Response 1: Thanks. The manuscript had been carfully revised by the authors according to the reviewers’ comments.

 

Point 2: Please give how was the range for mixing ratio selected and determined for batch AD tests.

 

Response 2: How the range for mixing ratios were selected and determined for batch tests has been added in the revised manuscript.

“Then brewery wastewater and the municipal sewage sludge were added into the reactors with different mixing ratios of brewery wastewater. The mixing ratio in the batch tests ranged from 0% to 50%, which was selected and determined basing on the plant-scale real-time mixing ratio (0%-10%) and possible high load of brewery wastewater in the future (20%-50%).”

 

Point 3: Please provide the C:N ratio of brewery wastewater and feeds for co-digestion (with different mixing ratio).

 

Response 3: Thanks. The C:N ratios of brewery wastewater and feeds for co-digestion (with different mixing ratio) had been added in the table 3.

Table 3. The SCOD/NH₄⁺-N of the feed with different brewery wastewater mixing ratio.

Mixing ratio	0%	2%	5%	10%	20%	35%	50%
SCOD/NH4+-N	5.3±0.2	17.2±0.6	33.1±1.4	55.5±2.8	89.3±3.6	123.4±3.8	146.3±3.4

 

Point 4: Please provide data related to the quality of produced biogas, as well (CO2/CH4 ratio, for instance).

 

Response 4: Thanks for your comments. The data of biogas composition (including CO₂/CH₄ ratio) had been added in Figure 1(C). And relavent discussion about the quality of produced biogas was also involved in the revised section 3.1.

Figure 1. (A) VS reduction, (B) biogas production and (C) biogas composition in the plant-scale anaerobic digesters without/with the involvement of brewery wastewater in the influent municipal sewage sludge

“The biogas composition was also influenced by involving brewery wastewater in the anaerobic digestion of municipal sewage sludge. As shown in Figure 1(C), when municipal sewage sludge was used as feed without brewery wastewater, the CH₄ proportion was averagely 59.5%. And the co-digestion of municipal sewage sludge with 2% brewery wastewater increased the percentage of CH₄ to 61.6%. The quality of biogas was promoted with CO₂/CH₄ ratio increasing from 0.52 to 0.57. The 2.1% of the increase seemed small, while it could result in 3.8×10³ m³ of CH₄ production per month, indicating the huge significance of sewage sludge of anaerobic co-digestion with brewery wastewater. ”

 

 

Point 5: Please give the measuring errors for data presented in figures (Figure 2-6).

 

Response 5: Thanks, and the error bars had been added in Figures 2-6 of the revised manuscript.

 

Point 6: I recommend to use ANOVA (for example) to analyse the effects of process parameters and their (possible) interactions.

 

Response 6: Thanks for your suggestion. The Analysis of Variance (ANOVA) had been conducted using Origin software (version 2021) to analyze the effects of process parameters and their possible interactions in the revised manuscript.

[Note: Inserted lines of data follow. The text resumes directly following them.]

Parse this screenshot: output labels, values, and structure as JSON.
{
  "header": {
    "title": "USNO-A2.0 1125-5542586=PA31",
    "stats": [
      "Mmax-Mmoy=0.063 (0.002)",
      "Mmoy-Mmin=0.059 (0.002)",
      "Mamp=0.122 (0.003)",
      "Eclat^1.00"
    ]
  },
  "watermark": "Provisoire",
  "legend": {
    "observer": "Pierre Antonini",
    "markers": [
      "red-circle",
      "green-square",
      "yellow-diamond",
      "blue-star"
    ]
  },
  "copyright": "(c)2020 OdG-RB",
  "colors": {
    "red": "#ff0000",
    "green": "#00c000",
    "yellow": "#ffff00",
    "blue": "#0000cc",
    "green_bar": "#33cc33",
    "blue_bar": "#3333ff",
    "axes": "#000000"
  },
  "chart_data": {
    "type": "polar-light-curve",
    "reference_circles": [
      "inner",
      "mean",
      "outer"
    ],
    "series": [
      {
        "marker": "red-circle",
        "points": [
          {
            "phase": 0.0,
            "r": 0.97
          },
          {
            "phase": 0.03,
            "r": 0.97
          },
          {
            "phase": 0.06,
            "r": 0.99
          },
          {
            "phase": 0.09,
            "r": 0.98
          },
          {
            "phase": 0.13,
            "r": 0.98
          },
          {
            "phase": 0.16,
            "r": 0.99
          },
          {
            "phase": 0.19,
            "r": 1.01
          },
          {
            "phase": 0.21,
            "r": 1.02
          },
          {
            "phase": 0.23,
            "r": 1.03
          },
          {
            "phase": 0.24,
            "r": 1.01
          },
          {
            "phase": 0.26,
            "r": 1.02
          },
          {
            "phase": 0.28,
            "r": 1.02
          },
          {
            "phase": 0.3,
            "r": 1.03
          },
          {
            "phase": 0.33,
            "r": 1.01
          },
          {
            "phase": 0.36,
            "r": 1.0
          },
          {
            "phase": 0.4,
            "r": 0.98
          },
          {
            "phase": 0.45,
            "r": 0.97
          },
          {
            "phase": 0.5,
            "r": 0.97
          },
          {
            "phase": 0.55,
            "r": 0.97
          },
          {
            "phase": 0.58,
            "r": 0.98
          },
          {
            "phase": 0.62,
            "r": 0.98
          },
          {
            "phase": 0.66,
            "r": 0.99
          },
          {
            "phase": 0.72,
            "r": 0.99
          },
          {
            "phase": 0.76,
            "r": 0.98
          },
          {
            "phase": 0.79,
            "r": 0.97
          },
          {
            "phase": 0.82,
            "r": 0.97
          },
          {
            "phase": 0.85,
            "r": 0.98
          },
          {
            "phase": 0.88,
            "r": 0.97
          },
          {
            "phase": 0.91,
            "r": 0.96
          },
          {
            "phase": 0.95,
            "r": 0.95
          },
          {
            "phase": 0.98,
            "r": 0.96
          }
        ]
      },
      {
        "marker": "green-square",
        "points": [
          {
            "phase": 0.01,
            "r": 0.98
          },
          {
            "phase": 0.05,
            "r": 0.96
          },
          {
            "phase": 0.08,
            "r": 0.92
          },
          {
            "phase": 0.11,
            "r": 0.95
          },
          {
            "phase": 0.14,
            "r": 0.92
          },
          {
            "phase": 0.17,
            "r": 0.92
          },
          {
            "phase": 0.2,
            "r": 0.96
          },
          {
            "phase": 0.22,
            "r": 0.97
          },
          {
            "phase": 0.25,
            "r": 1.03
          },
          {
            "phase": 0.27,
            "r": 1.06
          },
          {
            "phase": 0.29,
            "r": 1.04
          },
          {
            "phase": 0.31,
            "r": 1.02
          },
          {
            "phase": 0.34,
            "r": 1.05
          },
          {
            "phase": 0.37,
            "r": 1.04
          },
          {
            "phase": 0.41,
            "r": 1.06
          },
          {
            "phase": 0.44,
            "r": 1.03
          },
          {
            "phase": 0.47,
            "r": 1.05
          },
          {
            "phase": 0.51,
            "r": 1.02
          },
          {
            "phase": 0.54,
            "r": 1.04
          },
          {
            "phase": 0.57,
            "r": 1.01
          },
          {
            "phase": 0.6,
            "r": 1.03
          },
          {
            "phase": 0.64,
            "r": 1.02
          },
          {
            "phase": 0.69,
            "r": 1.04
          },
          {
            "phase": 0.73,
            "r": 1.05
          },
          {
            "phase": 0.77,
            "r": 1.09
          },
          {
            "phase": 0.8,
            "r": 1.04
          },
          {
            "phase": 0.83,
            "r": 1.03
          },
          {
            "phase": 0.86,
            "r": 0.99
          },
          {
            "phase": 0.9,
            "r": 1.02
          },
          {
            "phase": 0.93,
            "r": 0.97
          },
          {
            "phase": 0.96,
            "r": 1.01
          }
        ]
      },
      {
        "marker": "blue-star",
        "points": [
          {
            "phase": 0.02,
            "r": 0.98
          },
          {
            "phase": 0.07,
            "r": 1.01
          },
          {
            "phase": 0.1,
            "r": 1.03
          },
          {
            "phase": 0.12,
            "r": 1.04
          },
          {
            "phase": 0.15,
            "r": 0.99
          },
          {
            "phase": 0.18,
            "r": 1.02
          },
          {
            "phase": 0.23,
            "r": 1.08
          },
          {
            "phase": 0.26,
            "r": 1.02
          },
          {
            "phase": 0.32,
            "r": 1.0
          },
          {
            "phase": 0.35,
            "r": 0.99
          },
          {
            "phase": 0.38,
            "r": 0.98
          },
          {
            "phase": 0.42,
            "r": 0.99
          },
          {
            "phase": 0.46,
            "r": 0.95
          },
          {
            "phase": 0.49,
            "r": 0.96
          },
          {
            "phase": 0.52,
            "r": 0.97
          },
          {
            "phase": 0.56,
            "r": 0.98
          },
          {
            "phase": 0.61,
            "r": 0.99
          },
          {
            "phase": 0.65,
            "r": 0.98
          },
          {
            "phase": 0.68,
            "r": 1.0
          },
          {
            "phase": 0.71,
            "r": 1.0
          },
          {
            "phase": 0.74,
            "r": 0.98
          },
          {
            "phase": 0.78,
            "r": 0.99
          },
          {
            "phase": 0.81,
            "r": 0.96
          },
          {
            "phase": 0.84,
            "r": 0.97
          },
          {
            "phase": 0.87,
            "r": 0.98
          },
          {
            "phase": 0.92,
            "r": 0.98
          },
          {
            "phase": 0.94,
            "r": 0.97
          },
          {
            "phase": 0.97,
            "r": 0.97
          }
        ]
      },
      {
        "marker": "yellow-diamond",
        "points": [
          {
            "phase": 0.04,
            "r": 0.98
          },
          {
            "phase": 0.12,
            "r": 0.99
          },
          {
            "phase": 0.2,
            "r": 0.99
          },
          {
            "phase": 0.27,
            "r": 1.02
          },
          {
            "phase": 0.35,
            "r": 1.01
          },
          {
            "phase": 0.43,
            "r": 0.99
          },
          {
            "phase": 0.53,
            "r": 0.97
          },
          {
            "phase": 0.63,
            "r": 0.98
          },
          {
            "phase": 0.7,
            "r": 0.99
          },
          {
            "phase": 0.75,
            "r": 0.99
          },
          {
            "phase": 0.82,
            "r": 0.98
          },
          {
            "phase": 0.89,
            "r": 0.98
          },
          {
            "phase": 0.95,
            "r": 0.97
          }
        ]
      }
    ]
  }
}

“The two-way ANOVA results (Table 4) demonstrated that at the 0.05 level, the population means of temperature and mixing ratio were both significantly different. Compared with temperature, brewery wastewater mixing ratio affected the biogas production much more significantly. The results also showed that the interaction between temperature and mixing ratio was also significant in this study.”

Table 4. The overall results of two-way ANOVA concerning specific biogas production.

	DF	Sum of Squares	Mean Square	F value	P value
Temperature	2	184.94148	92.47074	0.09721	0.90807
Mixing ratio	6	13564.24872	2260.70812	2.37656	0.09517
Interaction	12	11415.01938	951.25161
Model	20	25164.20957	1258.21048	1.80672	0.17148
Error	0	0	--
Corrected Total	20	25164.20957

 

 

 

Author Response File: Author Response.pdf

Round 2

Reviewer 2 Report

The manuscript has an interesting topic that has practical relevance, as well. he authors have revised the manuscript thoroughly according to reviewers comments and suggestions and provided detailed answers for reviewers questions. Revision made the manuscript more complete and clear. I agree and accept all  modifications made by the authors. The overall scientific quality of the mnauscript has been improved significantly due to the revision.